As a project manager, one of the primary things you can do is plan for the best and prepare for the worst. That means, during the initial stages of the project, activities need to be in place to get as many people in leadership positions on board.

It’s essential to ensure a broad communication plan for the project spans all the critical leaders to bring as many of them as possible into a position of strong support from an organizational perspective. This also includes building relationships with all key stakeholders and tapping into what their concerns and priorities are about the project. It won’t be a one and done effort.

Consistent action is necessary to make sure it’s a success.
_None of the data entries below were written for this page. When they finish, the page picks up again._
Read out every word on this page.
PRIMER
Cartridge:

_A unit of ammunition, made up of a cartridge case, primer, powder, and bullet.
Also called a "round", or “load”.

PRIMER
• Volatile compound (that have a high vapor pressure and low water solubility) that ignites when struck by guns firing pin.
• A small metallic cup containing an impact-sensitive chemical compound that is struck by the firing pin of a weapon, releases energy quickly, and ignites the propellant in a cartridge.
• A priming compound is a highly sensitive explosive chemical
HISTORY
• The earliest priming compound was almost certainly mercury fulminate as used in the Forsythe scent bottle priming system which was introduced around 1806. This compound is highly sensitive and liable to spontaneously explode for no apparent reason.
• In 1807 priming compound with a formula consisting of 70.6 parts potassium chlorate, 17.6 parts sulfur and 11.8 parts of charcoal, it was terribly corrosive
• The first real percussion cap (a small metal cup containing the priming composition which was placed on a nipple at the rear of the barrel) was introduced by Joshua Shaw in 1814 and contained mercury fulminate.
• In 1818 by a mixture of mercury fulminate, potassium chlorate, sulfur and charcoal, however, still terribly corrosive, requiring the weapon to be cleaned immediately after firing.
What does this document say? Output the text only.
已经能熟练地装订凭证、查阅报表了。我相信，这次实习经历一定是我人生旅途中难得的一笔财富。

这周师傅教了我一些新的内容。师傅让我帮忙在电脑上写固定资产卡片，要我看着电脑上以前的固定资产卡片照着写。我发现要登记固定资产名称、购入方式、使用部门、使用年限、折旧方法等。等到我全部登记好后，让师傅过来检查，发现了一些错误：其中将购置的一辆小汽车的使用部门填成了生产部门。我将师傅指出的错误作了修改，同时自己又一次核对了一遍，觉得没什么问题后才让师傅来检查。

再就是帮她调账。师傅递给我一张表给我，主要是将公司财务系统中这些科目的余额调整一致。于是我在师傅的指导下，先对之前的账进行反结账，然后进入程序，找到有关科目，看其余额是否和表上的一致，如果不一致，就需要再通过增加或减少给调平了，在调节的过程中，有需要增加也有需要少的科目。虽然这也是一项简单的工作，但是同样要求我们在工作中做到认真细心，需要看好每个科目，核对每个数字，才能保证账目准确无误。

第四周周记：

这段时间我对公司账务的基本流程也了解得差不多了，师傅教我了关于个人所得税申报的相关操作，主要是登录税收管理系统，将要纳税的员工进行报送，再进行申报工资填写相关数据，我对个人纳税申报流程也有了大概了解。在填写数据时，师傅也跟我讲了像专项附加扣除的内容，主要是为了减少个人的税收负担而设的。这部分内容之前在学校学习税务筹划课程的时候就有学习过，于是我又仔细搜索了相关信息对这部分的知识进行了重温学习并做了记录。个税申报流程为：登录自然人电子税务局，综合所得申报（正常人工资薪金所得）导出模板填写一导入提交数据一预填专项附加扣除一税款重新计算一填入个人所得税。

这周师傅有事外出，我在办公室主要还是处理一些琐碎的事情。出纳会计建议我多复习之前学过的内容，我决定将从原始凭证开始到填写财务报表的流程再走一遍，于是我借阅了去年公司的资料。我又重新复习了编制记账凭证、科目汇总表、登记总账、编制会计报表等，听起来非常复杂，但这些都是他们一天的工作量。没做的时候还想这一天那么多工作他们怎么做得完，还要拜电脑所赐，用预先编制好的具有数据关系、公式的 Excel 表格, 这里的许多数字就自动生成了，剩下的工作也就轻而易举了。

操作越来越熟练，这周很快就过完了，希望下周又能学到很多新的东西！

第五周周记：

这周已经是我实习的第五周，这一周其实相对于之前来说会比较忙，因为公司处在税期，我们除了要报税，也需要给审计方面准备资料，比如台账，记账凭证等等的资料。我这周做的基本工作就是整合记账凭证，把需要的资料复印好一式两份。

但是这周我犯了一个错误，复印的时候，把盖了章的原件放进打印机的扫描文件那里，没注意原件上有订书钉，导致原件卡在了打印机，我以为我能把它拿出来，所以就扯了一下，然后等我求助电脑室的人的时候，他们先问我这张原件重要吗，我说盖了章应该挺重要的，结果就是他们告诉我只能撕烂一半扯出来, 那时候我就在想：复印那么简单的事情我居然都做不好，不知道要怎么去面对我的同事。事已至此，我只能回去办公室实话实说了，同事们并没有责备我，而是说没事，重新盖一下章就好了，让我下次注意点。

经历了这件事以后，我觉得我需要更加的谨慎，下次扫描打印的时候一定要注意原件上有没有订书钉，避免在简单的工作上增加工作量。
Let’s talk about some of the variables you need to consider when deciding on next steps for the project when the sponsor is leaving.

What’s the timing?

If the sponsor leaves abruptly, there’s not a lot of planning that can go into finding a replacement. But in cases where the sponsor will be available for some time after an announcement that they’re leaving, it gives you some time to tidy things up and (hopefully) get another sponsor in place to make the transition seamless.

Either way, identifying who might be the next best candidate and bringing that person on board will be critical for the project. If it takes a long time to regain sponsorship, it could cause the project to fail due to disinterest. Time will be of the essence in getting a new sponsor in place.

What’s the project stage?

A sponsor leaving is more of a crisis for a project that’s in the initiation stage than one in the later execution stage. It’s unlikely that a project getting close to completion would be impacted in a major way when a sponsor leaves. It’s still important to make sure there’s a sponsor because someone needs to take the leadership reigns for the transition to day to day business operations.

If the project is just starting out, consider the timeline. What’s coming up that needs strong sponsor support to move things forward? If it’s something big, it might be better to either stop the project or slow things to a crawl until decisions can be made about continuing. On the other hand, if there are a series of small steps to be taken, it won’t hurt to continue slowly until a new sponsor is determined.

It’s important to remember that stopping the project could mean it will never happen. You’ll lose momentum and could lose resources. And that’s a sure sign of a dead project.

It’s not necessarily bad news

Changing sponsors in mid-stream isn’t always a bad thing. It could be one of the best things to happen to your project, particularly if the previous sponsor was a challenge. Before making a negative judgment about the change, consider both the pros and cons.